Israeli-Palestinian Direct Talks Will Lead Directly to Failure
This is why I think the talks will fail.
Peace talks between the Israelis and Palestinians will begin tomorrow Washington DC. King Abdullah Mabarak of Egypt, as well as Israeli and Palestinian leaders will attend. Over the past week or so there has been a heavily publicized and financed campaign to push the Geneva initiative and to support the peace process in Israel. This was done according to news reports with heavy funding from USAID. Now we know that the USAID is supposedly funded through the United States State Department. But if anyone Google USAID and CIA they will find many many instances of information indicating that the Central intelligence agency has used in the past USAID money as a front to push for political change around the world. It is also interesting that many of the left wing so-called peace organizations in Israel are funded by the Ford foundation which in the past has been rumored also too of having CIA connections. Read The Cultural Cold War: The CIA and the World of Arts and Letters By Frances Stonor Saunders. If you go to the CIA website you can read a CIA agency book review. Now with this massive United States and foreign government interference in Israeli policy how can a peace agreement be a workable solution especially since many of the left wing so-called peace organizations do not have the support of the Israeli people. I have concluded that there is no way that the present peace process will succeed. Here are my reasons.

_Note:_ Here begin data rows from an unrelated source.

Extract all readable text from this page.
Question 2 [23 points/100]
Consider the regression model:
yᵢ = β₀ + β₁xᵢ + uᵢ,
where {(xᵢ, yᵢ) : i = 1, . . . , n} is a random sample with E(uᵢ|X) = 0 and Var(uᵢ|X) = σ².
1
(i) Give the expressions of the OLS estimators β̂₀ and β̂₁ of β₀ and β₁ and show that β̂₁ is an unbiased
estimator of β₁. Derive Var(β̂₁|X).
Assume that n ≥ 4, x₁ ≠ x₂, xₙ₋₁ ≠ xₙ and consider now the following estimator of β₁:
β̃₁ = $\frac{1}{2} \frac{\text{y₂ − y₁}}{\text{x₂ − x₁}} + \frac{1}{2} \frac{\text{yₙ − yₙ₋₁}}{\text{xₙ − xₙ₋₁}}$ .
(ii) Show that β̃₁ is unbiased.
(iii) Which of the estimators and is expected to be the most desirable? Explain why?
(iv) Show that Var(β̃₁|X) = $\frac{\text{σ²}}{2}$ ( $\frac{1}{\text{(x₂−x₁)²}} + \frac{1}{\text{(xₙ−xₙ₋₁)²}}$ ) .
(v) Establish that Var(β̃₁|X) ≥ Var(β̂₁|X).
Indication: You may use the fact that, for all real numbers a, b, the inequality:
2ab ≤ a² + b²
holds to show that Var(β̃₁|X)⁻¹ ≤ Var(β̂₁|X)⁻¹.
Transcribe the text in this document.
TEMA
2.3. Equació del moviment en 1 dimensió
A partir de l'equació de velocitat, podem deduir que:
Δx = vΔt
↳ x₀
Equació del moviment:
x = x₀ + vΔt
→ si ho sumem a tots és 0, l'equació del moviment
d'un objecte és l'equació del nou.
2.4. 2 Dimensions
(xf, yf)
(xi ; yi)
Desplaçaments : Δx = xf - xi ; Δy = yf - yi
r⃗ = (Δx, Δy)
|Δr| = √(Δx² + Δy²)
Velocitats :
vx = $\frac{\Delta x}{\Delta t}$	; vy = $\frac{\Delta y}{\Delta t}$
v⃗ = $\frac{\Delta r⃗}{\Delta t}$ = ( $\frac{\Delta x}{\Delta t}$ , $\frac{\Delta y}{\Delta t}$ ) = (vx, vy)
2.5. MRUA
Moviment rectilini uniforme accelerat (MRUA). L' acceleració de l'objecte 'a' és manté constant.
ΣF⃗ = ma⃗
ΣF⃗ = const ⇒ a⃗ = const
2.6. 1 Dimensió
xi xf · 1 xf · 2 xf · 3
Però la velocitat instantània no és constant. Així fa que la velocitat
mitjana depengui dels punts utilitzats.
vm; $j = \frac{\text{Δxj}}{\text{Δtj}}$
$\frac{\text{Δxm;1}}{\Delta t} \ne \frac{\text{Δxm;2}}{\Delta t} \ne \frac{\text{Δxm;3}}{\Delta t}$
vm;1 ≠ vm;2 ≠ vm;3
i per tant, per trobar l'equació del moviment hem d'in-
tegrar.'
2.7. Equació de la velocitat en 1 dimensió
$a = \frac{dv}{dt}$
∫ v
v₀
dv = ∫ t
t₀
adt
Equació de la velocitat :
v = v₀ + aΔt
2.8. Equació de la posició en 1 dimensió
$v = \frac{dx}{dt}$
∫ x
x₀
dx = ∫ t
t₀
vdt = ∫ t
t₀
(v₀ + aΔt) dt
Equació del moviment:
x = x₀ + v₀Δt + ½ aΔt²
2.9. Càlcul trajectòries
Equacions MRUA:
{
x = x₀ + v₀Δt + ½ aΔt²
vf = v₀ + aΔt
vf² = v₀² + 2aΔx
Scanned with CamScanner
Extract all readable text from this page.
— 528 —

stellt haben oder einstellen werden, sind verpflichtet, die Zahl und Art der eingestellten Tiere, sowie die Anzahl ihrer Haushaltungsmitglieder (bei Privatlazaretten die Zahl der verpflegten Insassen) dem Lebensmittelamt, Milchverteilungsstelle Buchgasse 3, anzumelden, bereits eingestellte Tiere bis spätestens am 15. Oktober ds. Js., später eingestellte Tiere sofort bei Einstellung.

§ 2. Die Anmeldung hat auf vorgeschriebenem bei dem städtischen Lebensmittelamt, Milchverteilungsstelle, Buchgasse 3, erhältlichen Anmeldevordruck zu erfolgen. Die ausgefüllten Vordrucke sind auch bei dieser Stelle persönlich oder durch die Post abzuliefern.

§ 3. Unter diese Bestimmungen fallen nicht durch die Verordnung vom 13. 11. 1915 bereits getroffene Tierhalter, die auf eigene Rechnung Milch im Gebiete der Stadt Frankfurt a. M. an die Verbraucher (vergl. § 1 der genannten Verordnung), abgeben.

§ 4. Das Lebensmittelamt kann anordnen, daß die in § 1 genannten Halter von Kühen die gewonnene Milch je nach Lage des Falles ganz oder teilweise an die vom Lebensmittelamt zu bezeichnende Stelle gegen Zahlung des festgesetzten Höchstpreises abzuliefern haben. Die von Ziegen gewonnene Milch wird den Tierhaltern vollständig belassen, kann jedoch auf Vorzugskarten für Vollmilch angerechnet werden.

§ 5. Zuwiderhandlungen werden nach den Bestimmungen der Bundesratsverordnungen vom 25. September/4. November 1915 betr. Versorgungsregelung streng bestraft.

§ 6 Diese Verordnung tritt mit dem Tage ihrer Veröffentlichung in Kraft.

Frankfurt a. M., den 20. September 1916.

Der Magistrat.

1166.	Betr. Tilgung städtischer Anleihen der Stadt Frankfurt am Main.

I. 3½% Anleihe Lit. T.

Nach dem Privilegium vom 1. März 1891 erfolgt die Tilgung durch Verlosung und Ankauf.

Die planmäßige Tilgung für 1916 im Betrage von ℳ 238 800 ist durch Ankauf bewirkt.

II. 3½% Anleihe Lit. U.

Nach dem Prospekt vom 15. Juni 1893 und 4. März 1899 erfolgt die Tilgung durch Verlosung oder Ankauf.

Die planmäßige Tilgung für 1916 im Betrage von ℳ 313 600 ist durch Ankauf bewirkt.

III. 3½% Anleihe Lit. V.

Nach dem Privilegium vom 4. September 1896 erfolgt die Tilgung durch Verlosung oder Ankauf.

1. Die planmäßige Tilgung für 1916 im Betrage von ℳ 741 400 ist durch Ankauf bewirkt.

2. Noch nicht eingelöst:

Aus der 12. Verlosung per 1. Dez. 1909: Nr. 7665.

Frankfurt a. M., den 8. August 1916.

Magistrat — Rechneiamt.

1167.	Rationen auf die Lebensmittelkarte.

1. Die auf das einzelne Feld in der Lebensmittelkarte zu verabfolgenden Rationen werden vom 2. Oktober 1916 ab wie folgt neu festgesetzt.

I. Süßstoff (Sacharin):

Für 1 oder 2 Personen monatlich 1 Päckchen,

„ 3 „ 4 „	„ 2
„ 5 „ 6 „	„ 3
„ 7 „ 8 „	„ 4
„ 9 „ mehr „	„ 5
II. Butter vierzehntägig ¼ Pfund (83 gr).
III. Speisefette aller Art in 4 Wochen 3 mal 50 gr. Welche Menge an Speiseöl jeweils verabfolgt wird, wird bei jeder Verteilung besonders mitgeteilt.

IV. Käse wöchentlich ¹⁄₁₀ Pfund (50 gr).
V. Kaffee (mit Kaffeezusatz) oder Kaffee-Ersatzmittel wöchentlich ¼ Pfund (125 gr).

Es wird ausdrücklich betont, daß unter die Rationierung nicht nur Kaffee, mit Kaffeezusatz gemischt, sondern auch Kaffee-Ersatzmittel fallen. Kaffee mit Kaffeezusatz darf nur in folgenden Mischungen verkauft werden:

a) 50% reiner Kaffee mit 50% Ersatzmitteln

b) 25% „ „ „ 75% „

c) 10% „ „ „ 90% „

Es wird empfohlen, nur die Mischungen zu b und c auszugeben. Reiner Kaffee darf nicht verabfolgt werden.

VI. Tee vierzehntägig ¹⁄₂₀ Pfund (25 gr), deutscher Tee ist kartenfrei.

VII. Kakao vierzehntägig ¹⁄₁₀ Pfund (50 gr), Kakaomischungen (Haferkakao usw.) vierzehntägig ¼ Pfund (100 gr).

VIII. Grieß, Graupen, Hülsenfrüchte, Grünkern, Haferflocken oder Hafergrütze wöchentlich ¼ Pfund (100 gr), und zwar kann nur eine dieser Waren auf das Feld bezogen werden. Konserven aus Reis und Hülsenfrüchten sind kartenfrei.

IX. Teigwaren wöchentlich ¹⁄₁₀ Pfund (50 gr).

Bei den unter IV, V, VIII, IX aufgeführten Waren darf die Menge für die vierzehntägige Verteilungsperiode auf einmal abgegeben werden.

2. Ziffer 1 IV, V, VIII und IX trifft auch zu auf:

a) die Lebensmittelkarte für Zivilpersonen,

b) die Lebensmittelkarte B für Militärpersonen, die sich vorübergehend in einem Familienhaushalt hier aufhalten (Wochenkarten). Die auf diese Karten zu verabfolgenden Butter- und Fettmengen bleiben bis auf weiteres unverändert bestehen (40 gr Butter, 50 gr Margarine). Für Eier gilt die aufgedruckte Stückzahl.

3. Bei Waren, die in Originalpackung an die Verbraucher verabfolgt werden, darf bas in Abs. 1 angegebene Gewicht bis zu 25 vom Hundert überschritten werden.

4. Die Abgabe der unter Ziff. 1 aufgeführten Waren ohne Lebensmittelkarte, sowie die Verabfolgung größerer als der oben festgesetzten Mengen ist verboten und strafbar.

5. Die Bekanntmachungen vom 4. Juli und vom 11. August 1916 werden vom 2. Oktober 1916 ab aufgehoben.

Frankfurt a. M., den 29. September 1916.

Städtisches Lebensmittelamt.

1. Minister of Defense Barak of labor was not elected by the Israeli people to make foreign-policy decisions. But he seems to be making those decisions instead of Prime Minister Benjamin Netanyahu. What does the defense minister hoped to gain from the peace negotiations. I don’t know and this is just a opinion but it is indeed interesting that in the past couple weeks and not only have there been rumors of possibly the manufacture of the US F35 Fighter Jet’s Wings in Israel, But also the purchase of 20 F35 from the United States.
2. Prime Minister Netanyahu does not have the support of all the parties of the coalition to withdraw from a major portion of the West Bank. He does not even have to support of his own Likud party. So I am unable to understand how he could deliver such an agreement.
3. If a peace arrangement is made based on ex-prime minister Ehud Barak’s 2000 peace proposal that ignores Israel’s basic religious sites, and lacks a border with strategic depth. No Israeli nor any Likud party member and many of the other coalition parties will accept the agreement. While some will argue that present military technology makes strategic depth obsolete that idea is extensively flawed. Strategic depth is not only needed to prevent terrorist attacks, but it is also needed to prevent two small countries from being integrated over time through cultural assimilation. What that basically means is that if two countries are so close together where there citizens are in constant contact where the borders become increasingly irrelevant that would become a major danger to the demographics of Israel as a Jewish state. Preventing that to me is more important than peace. If both states have no real borders or borders that are real small that will lead to either assimilation or increased tension by their internal civilian population. The ideal solution would be Israel with strategic depth not based on the borders of 67, or the Saudi plan, or to Barack plan of 2000. If strategic depth is not considered there is no way to sell this plan to the Israeli people, or even to get support from Likud and the vast majority of the other coalition parties in the present government. Likewise if religious sites in Judea and Samaria are not taken into account and included the plan will fail for the above reasons also. There could also be a civil war especially if many of the settlements are removed.
4. Creating a peace treaty that supports the idea of three Palestinian states is absurd if not crazy. The current peace plan basically recognizes Gaza as a Palestinian state, Judea and Samaria is a Palestinian state, and then there is Jordan which has 80% of the population being Palestinian. By supporting this absurd idea of three states and protecting Jordan King Abdullah Israel delegitimized herself as a Jewish state. There is only one Palestinian state and that is Jordan which is ruled by King Abdullah with a minority Bedouin ruling a majority 80% Palestinian population. A peace agreement ignoring that fact would be a huge mistake. A small Palestinian state in the West Bank alongside a small divided Israel Jewish state will cause friction because of overpopulation, and also increased Palestinian nationalism against Israel. I cannot believe that members of the Likud and the other ruling coalition parties and indeed the majority of the Israeli people would support an idea the peace treaty without that fact.
5. Ehud Barak and United States and the Arab governments want to make the old city of Jerusalem into an international zone. That is a mistake because such a solution would ignore the rights of Jewish worshipers in the old city and on the Temple Mount. It would also give away Israeli sovereignty of Jerusalem long claimed to be the heart of the Jewish nation. This will never never be accepted by the Israeli public or any members of the ruling coalition party. Likewise dividing Jerusalem without strategic depth on the borders would be insane. If this was done there would be a civil war in Israel.
In conclusion I believe that instead of bringing peace at the very least she may be closer to a regional war, as well as a possible civil war in Israel. I only hope that the powers that be within Israel can be trusted to make the right decision and make it for the right reasons because if not you might not have a Israel in 10 years.